Les intégristes

1. Nouveau mot, vieille réalité. L’actualité des derniers temps m’a incité à vous livrer quelques réflexions sur l’intégrisme, dans la présente chronique et dans les deux prochaines. Vous serez aussi surpris que je l’ai été d’apprendre que le mot « intégriste » est né très récemment, soit en 1913 et, au sein de l’Église catholique. Il a été emprunté à un aussi récent (1885) mot espagnol intégrista qui signifie « membre d’un groupe qui veut la subordination de l’État à l’Église ». Rapidement, toujours dans un contexte religieux, le mot s’est appliqué à l’islamisme. Mais si le mot est récent, la réalité, elle, est hélas, ancienne.

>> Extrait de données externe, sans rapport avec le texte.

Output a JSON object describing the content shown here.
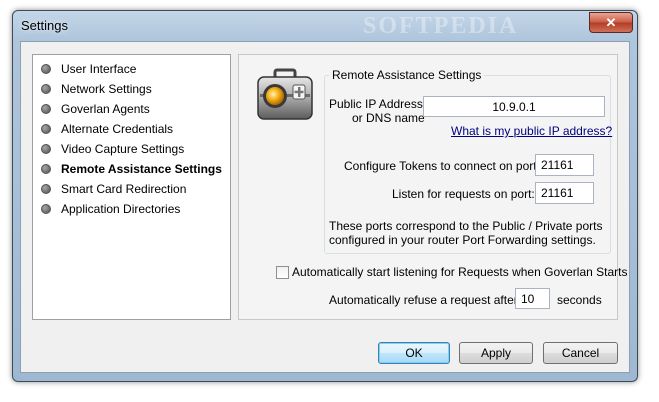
{
  "window": {
    "title": "Settings",
    "watermark": "SOFTPEDIA",
    "close_glyph": "✕"
  },
  "nav": {
    "items": [
      {
        "label": "User Interface",
        "active": false
      },
      {
        "label": "Network Settings",
        "active": false
      },
      {
        "label": "Goverlan Agents",
        "active": false
      },
      {
        "label": "Alternate Credentials",
        "active": false
      },
      {
        "label": "Video Capture Settings",
        "active": false
      },
      {
        "label": "Remote Assistance Settings",
        "active": true
      },
      {
        "label": "Smart Card Redirection",
        "active": false
      },
      {
        "label": "Application Directories",
        "active": false
      }
    ]
  },
  "panel": {
    "icon": "toolbox-icon",
    "group_title": "Remote Assistance Settings",
    "public_ip_label_line1": "Public IP Address:",
    "public_ip_label_line2": "or DNS name",
    "public_ip_value": "10.9.0.1",
    "public_ip_link": "What is my public IP address?",
    "tokens_label": "Configure Tokens to connect on port:",
    "tokens_port": "21161",
    "listen_label": "Listen for requests on port:",
    "listen_port": "21161",
    "info_line1": "These ports correspond to the Public / Private ports",
    "info_line2": "configured in your router Port Forwarding settings.",
    "autostart_label": "Automatically start listening for Requests when Goverlan Starts",
    "autostart_checked": false,
    "refuse_label": "Automatically refuse a request after :",
    "refuse_value": "10",
    "refuse_unit": "seconds"
  },
  "buttons": {
    "ok": "OK",
    "apply": "Apply",
    "cancel": "Cancel"
  }
}
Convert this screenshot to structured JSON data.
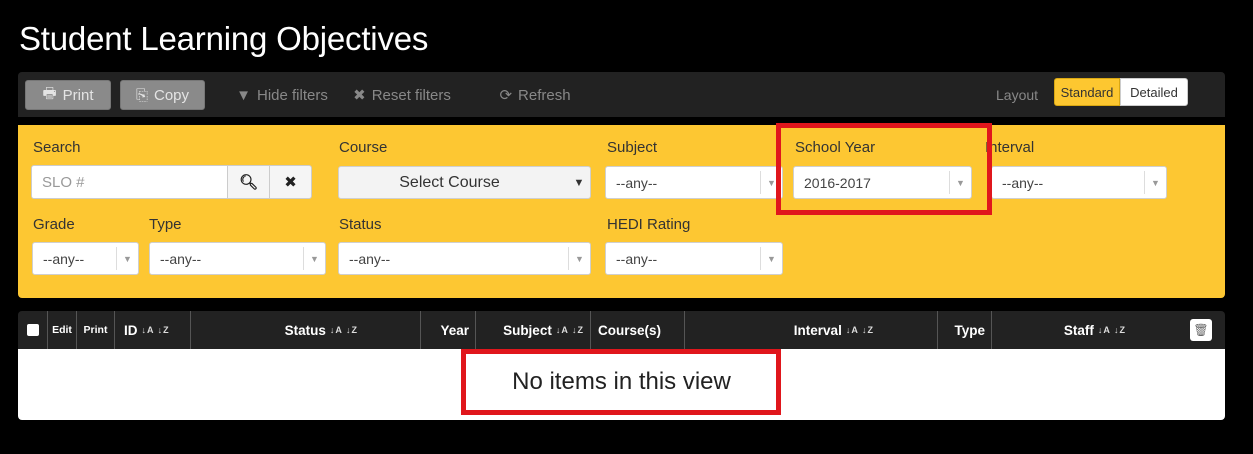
{
  "page": {
    "title": "Student Learning Objectives"
  },
  "toolbar": {
    "print_label": "Print",
    "copy_label": "Copy",
    "hide_filters_label": "Hide filters",
    "reset_filters_label": "Reset filters",
    "refresh_label": "Refresh",
    "layout_label": "Layout",
    "layout_standard_label": "Standard",
    "layout_detailed_label": "Detailed"
  },
  "filters": {
    "search": {
      "label": "Search",
      "placeholder": "SLO #"
    },
    "course": {
      "label": "Course",
      "value": "Select Course"
    },
    "subject": {
      "label": "Subject",
      "value": "--any--"
    },
    "school_year": {
      "label": "School Year",
      "value": "2016-2017"
    },
    "interval": {
      "label": "Interval",
      "value": "--any--"
    },
    "grade": {
      "label": "Grade",
      "value": "--any--"
    },
    "type": {
      "label": "Type",
      "value": "--any--"
    },
    "status": {
      "label": "Status",
      "value": "--any--"
    },
    "hedi": {
      "label": "HEDI Rating",
      "value": "--any--"
    }
  },
  "table": {
    "columns": {
      "edit": "Edit",
      "print": "Print",
      "id": "ID",
      "status": "Status",
      "year": "Year",
      "subject": "Subject",
      "courses": "Course(s)",
      "interval": "Interval",
      "type": "Type",
      "staff": "Staff"
    },
    "empty_message": "No items in this view"
  },
  "colors": {
    "accent": "#fdc732",
    "highlight": "#e0161c",
    "header": "#222222"
  }
}
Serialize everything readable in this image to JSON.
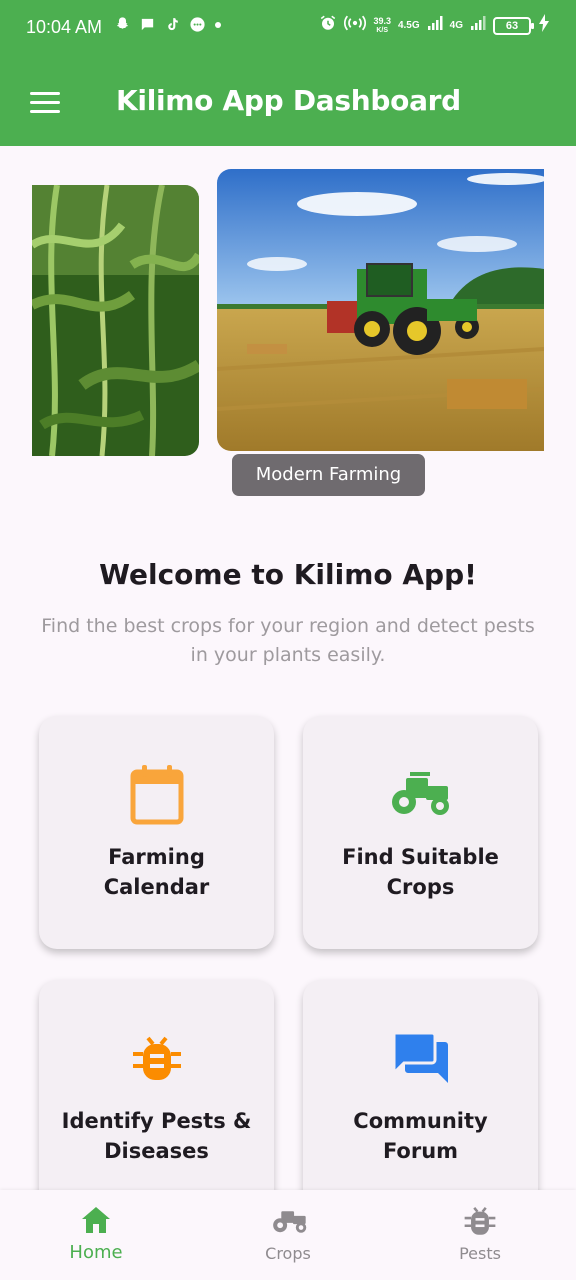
{
  "status_bar": {
    "time": "10:04 AM",
    "net_speed_value": "39.3",
    "net_speed_unit": "K/S",
    "network_1": "4.5G",
    "network_2": "4G",
    "battery": "63"
  },
  "app_bar": {
    "title": "Kilimo App Dashboard"
  },
  "carousel": {
    "caption": "Modern Farming"
  },
  "welcome": {
    "title": "Welcome to Kilimo App!",
    "subtitle": "Find the best crops for your region and detect pests in your plants easily."
  },
  "cards": [
    {
      "label_line1": "Farming",
      "label_line2": "Calendar",
      "icon": "calendar-icon",
      "color": "#f9a53b"
    },
    {
      "label_line1": "Find Suitable",
      "label_line2": "Crops",
      "icon": "tractor-icon",
      "color": "#4caf50"
    },
    {
      "label_line1": "Identify Pests &",
      "label_line2": "Diseases",
      "icon": "bug-icon",
      "color": "#fb8c00"
    },
    {
      "label_line1": "Community",
      "label_line2": "Forum",
      "icon": "forum-icon",
      "color": "#2f80ed"
    }
  ],
  "bottom_nav": {
    "items": [
      {
        "label": "Home",
        "icon": "home-icon",
        "active": true
      },
      {
        "label": "Crops",
        "icon": "tractor-icon",
        "active": false
      },
      {
        "label": "Pests",
        "icon": "bug-icon",
        "active": false
      }
    ]
  },
  "colors": {
    "primary": "#4caf50",
    "background": "#fcf7fc",
    "card": "#f4eff4",
    "caption_bg": "#6f6b6f"
  }
}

Remontons le cours de l’histoire. C’est la croyance en un seul Dieu (monothéisme) qui a fait naître l’intégrisme. Avant, dans l’antiquité, la coexistence de plusieurs dieux ne créait pas vraiment de problèmes : nombreux, ils vivaient leurs petites chicanes entre eux et n’embêtaient pas trop les hommes. Ils ont même contribué à faire naître quelques-uns des plus beaux et grands mythes de l’aventure humaine. Ces dieux pouvaient être adoptés par d’autres peuples, simplement en changeant de nom. Par exemple, Zeus chez les Grecs devenait Jupiter chez les Romains. Quand les hommes (les femmes étant exclues du processus, j’emploierai toujours le mot homme ) ont décidé qu’il n’y avait qu’un seul Dieu, ils ont eu la mauvaise idée de le faire parler à travers un livre qu’ils ont qualifié de saint et auquel il ont attribué un caractère absolu. Les trois religions monothéistes, juive, chrétienne et musulmane, ont pris le même chemin. C’est le début des problèmes. Le premier : il ne peut y avoir qu’un seul absolu. Si mon Dieu est le bon et qu’il est unique, il ne saurait y en avoir un autre, encore moins deux autres. Il en va de même pour les livres qu’on dit être la voix de ce Dieu. Deuxième problème : si ces textes sont absolus, ils ne peuvent souffrir qu’une seule interprétation et ils ne peuvent évoluer dans le temps, sinon, ils ne sont pas absolus mais relatifs. Vous me suivez ? Et si un esprit curieux et libre ose affirmer que ces textes appartiennent à d’autres époques et qu’ils ont donc une valeur toute relative à cette époque, ils auront à affronter les gardiens de la foi, les orthodoxes, ceux qui n’entendent pas à rire, ni à penser : les intégristes. L’histoire regorge de leurs méfaits. C’est ce que nous verrons dans le prochain billet.